Their latest success, recently profiled by AdAge, was turning a $28 Facebook advertising purchase into one order of 735,000. The $28 ad purchase, reaching only a few targeted Walmart employees who lived near their corporate headquarters, proved more effective than a previous $20,000 or more spent on retail trade print advertisements. Even the message was targeted.
"Walmart employees have bad breath. Walmart needs to carry Orabrush. It will sell better than anything in your store."
According to the article, the vice president of purchasing for Walmart had seen the Facebook ad and believed it was reaching employees nationwide. A buyer called within 48 hours to let them know they had seen the advertisement and they could stop running it.
Afterward, Orabrush sent a customized DVD and sales kits, and placed the 735,000 unit order. The order expands Orabrush's retail space from 20 Walmart stores to 3,500 nationwide. Listen to the story.
With Walmart distribution in place, the company attracted the attention of CVS. Other major retailers will likely follow suit. It had already been accepted by retail outlets in Canada, Japan, and the United Kingdom.
The story remains a remarkable one, especially because the company has never run consumer-targeted advertising trough traditional print and broadcast media.

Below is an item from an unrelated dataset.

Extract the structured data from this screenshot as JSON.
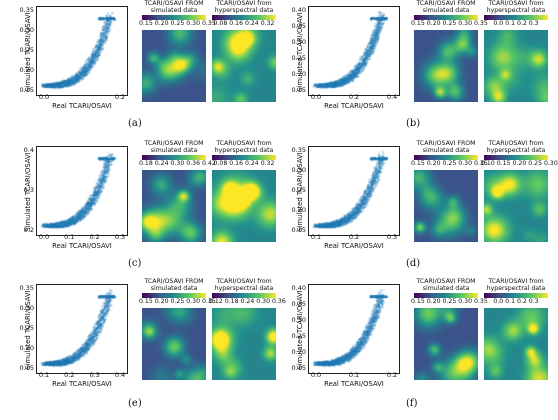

And yet, its success has been covered by the Wall Street Journal, New York Times, and ABC's Nightline, not because of a formal public relations pitch, but because they are making news.
All the followers in the world cannot duplicate the success caused by a few hundred.
Marketing success, especially online, is not contingent on numbers or influencers. It's contingent on finding the right people to produce a specific outcome. And each marketing effort might even have different outcomes.
For Orabrush, their entertaining YouTube videos have always been about about the truth — that 90 percent of all bad breath is caused by the tongue — that people feel compelled to share. Conversely, their $28 ad buy on Facebook (and sales presentation) was all about being distributed nationwide.
Both methods outproduced commonly clever advertisements that can be funny or viral, but never sell a single product. And why didn't those advertisements sell any product?
In some cases, the advertisements never gave people a reason to buy even if most loved the advertisement. In other cases, people worked hard to reach millions that have no interest in or intention of buying the product. Or worse, marketers pandered to "influencers" all for a sound bite that might have even distorted their message. And that's fine, especially for the marketers who know better.